Wisdom, Madness and Folly
R.D. Laing writes movingly of the repressive aspects of both his childhood and his profession without apparent rancor or assignment of blame. His first chapter is a sensitive survey of the institution of medicine and of psychiatry’s place within it. He explains his orthodox training, his use of electric shock therapy, mind-altering drugs, and other techniques that he would no longer prescribe today.
Laing rejects the idea that he is an “anti-psychiatrist,” and he realizes that there is a genuine dividing line between the mentally healthy and the mentally ill. His willingness, however, to befriend schizophrenics--in one case to bring one into his home--has shocked many of his colleagues. Laing believes, nevertheless, that modern medicine may be too quick to judge and to treat in isolation mentally ill people.

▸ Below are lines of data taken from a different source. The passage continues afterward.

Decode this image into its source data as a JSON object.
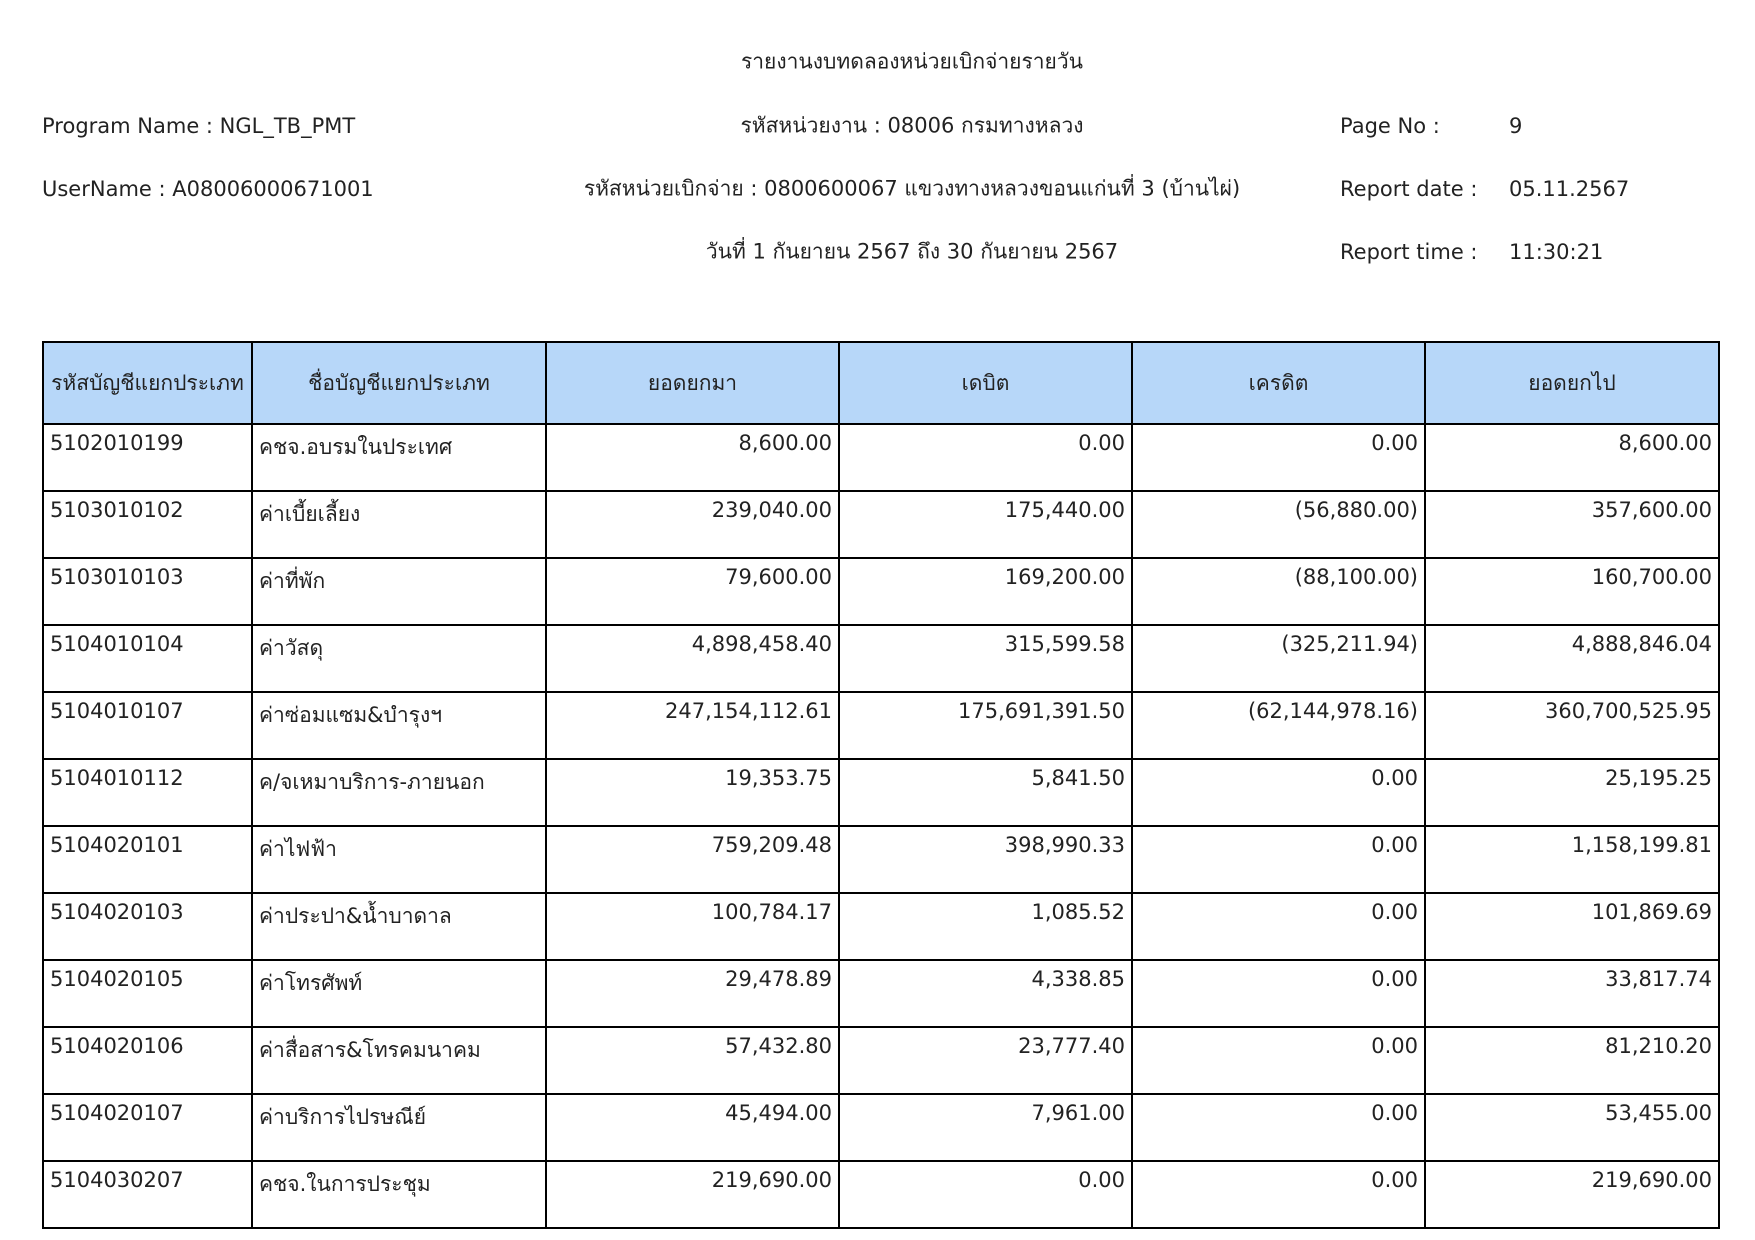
{
  "header": {
    "title": "รายงานงบทดลองหน่วยเบิกจ่ายรายวัน",
    "program_name": "Program Name : NGL_TB_PMT",
    "unit_code": "รหัสหน่วยงาน : 08006 กรมทางหลวง",
    "page_no_label": "Page No :",
    "page_no": "9",
    "username": "UserName : A08006000671001",
    "disburse_unit": "รหัสหน่วยเบิกจ่าย : 0800600067 แขวงทางหลวงขอนแก่นที่ 3 (บ้านไผ่)",
    "report_date_label": "Report date :",
    "report_date": "05.11.2567",
    "period": "วันที่ 1 กันยายน 2567 ถึง 30 กันยายน 2567",
    "report_time_label": "Report time :",
    "report_time": "11:30:21"
  },
  "table": {
    "columns": [
      "รหัสบัญชีแยกประเภท",
      "ชื่อบัญชีแยกประเภท",
      "ยอดยกมา",
      "เดบิต",
      "เครดิต",
      "ยอดยกไป"
    ],
    "rows": [
      [
        "5102010199",
        "คชจ.อบรมในประเทศ",
        "8,600.00",
        "0.00",
        "0.00",
        "8,600.00"
      ],
      [
        "5103010102",
        "ค่าเบี้ยเลี้ยง",
        "239,040.00",
        "175,440.00",
        "(56,880.00)",
        "357,600.00"
      ],
      [
        "5103010103",
        "ค่าที่พัก",
        "79,600.00",
        "169,200.00",
        "(88,100.00)",
        "160,700.00"
      ],
      [
        "5104010104",
        "ค่าวัสดุ",
        "4,898,458.40",
        "315,599.58",
        "(325,211.94)",
        "4,888,846.04"
      ],
      [
        "5104010107",
        "ค่าซ่อมแซม&บำรุงฯ",
        "247,154,112.61",
        "175,691,391.50",
        "(62,144,978.16)",
        "360,700,525.95"
      ],
      [
        "5104010112",
        "ค/จเหมาบริการ-ภายนอก",
        "19,353.75",
        "5,841.50",
        "0.00",
        "25,195.25"
      ],
      [
        "5104020101",
        "ค่าไฟฟ้า",
        "759,209.48",
        "398,990.33",
        "0.00",
        "1,158,199.81"
      ],
      [
        "5104020103",
        "ค่าประปา&น้ำบาดาล",
        "100,784.17",
        "1,085.52",
        "0.00",
        "101,869.69"
      ],
      [
        "5104020105",
        "ค่าโทรศัพท์",
        "29,478.89",
        "4,338.85",
        "0.00",
        "33,817.74"
      ],
      [
        "5104020106",
        "ค่าสื่อสาร&โทรคมนาคม",
        "57,432.80",
        "23,777.40",
        "0.00",
        "81,210.20"
      ],
      [
        "5104020107",
        "ค่าบริการไปรษณีย์",
        "45,494.00",
        "7,961.00",
        "0.00",
        "53,455.00"
      ],
      [
        "5104030207",
        "คชจ.ในการประชุม",
        "219,690.00",
        "0.00",
        "0.00",
        "219,690.00"
      ]
    ]
  }
}
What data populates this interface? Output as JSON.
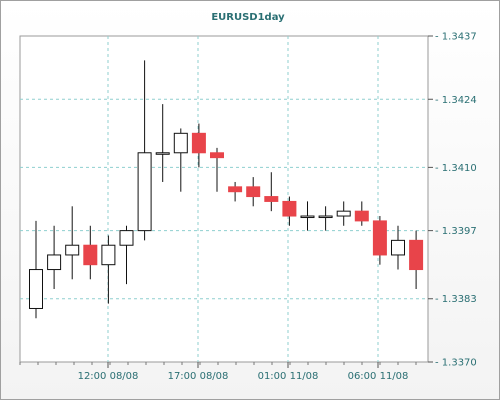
{
  "chart_data": {
    "type": "candlestick",
    "title": "EURUSD1day",
    "x_tick_labels": [
      "12:00 08/08",
      "17:00 08/08",
      "01:00 11/08",
      "06:00 11/08"
    ],
    "ylim": [
      1.337,
      1.3437
    ],
    "y_ticks": [
      1.3437,
      1.3424,
      1.341,
      1.3397,
      1.3383,
      1.337
    ],
    "grid": true,
    "up_color": "#ffffff",
    "down_color": "#e8444a",
    "candles": [
      {
        "o": 1.3381,
        "h": 1.3399,
        "l": 1.3379,
        "c": 1.3389
      },
      {
        "o": 1.3389,
        "h": 1.3398,
        "l": 1.3385,
        "c": 1.3392
      },
      {
        "o": 1.3392,
        "h": 1.3402,
        "l": 1.3387,
        "c": 1.3394
      },
      {
        "o": 1.3394,
        "h": 1.3398,
        "l": 1.3387,
        "c": 1.339
      },
      {
        "o": 1.339,
        "h": 1.3396,
        "l": 1.3382,
        "c": 1.3394
      },
      {
        "o": 1.3394,
        "h": 1.3398,
        "l": 1.3386,
        "c": 1.3397
      },
      {
        "o": 1.3397,
        "h": 1.3432,
        "l": 1.3395,
        "c": 1.3413
      },
      {
        "o": 1.3413,
        "h": 1.3423,
        "l": 1.3407,
        "c": 1.3413
      },
      {
        "o": 1.3413,
        "h": 1.3418,
        "l": 1.3405,
        "c": 1.3417
      },
      {
        "o": 1.3417,
        "h": 1.3419,
        "l": 1.341,
        "c": 1.3413
      },
      {
        "o": 1.3413,
        "h": 1.3414,
        "l": 1.3405,
        "c": 1.3412
      },
      {
        "o": 1.3406,
        "h": 1.3407,
        "l": 1.3403,
        "c": 1.3405
      },
      {
        "o": 1.3406,
        "h": 1.3408,
        "l": 1.3402,
        "c": 1.3404
      },
      {
        "o": 1.3404,
        "h": 1.3409,
        "l": 1.3401,
        "c": 1.3403
      },
      {
        "o": 1.3403,
        "h": 1.3404,
        "l": 1.3398,
        "c": 1.34
      },
      {
        "o": 1.34,
        "h": 1.3403,
        "l": 1.3397,
        "c": 1.34
      },
      {
        "o": 1.34,
        "h": 1.3402,
        "l": 1.3397,
        "c": 1.34
      },
      {
        "o": 1.34,
        "h": 1.3403,
        "l": 1.3398,
        "c": 1.3401
      },
      {
        "o": 1.3401,
        "h": 1.3403,
        "l": 1.3398,
        "c": 1.3399
      },
      {
        "o": 1.3399,
        "h": 1.34,
        "l": 1.339,
        "c": 1.3392
      },
      {
        "o": 1.3392,
        "h": 1.3398,
        "l": 1.3389,
        "c": 1.3395
      },
      {
        "o": 1.3395,
        "h": 1.3397,
        "l": 1.3385,
        "c": 1.3389
      }
    ]
  }
}
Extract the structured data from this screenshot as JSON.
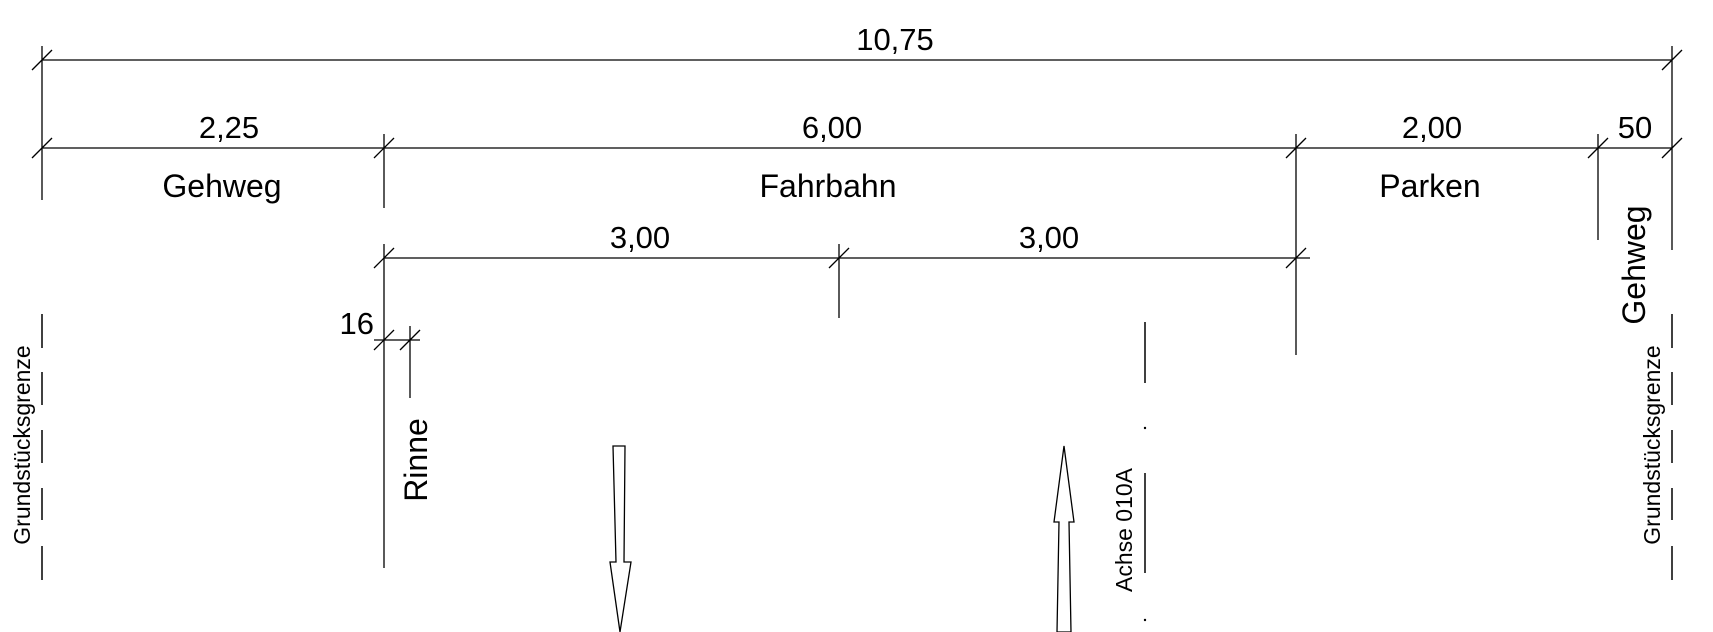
{
  "dimensions": {
    "total": "10,75",
    "sidewalk_left": "2,25",
    "roadway": "6,00",
    "parking": "2,00",
    "sidewalk_right": "50",
    "lane_left": "3,00",
    "lane_right": "3,00",
    "gutter": "16"
  },
  "labels": {
    "sidewalk_left": "Gehweg",
    "roadway": "Fahrbahn",
    "parking": "Parken",
    "sidewalk_right": "Gehweg",
    "gutter": "Rinne",
    "axis": "Achse 010A",
    "boundary_left": "Grundstücksgrenze",
    "boundary_right": "Grundstücksgrenze"
  },
  "arrows": {
    "left_lane": "down",
    "right_lane": "up"
  }
}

Laing concentrates, therefore, on the “politics of the matter,” on the tremendous power psychiatrists have both to cure and to dispose of people’s lives. He recognizes that power has been assigned to professionals by a society unable to function when some of its members break down and thwart the normal course of things. Yet he cites numerous instances of people who have cured themselves in therapeutic environments that gave them a certain freedom over the way they expressed their psychic maladies.
In a very short book, the author manages to cover his family life, years at school, time in the army, in hospitals, and in a department of psychiatry by detailing dramatic incidents which convinced him that the more personal he was with his patients, and with his family, the more he grew as both a person and a professional.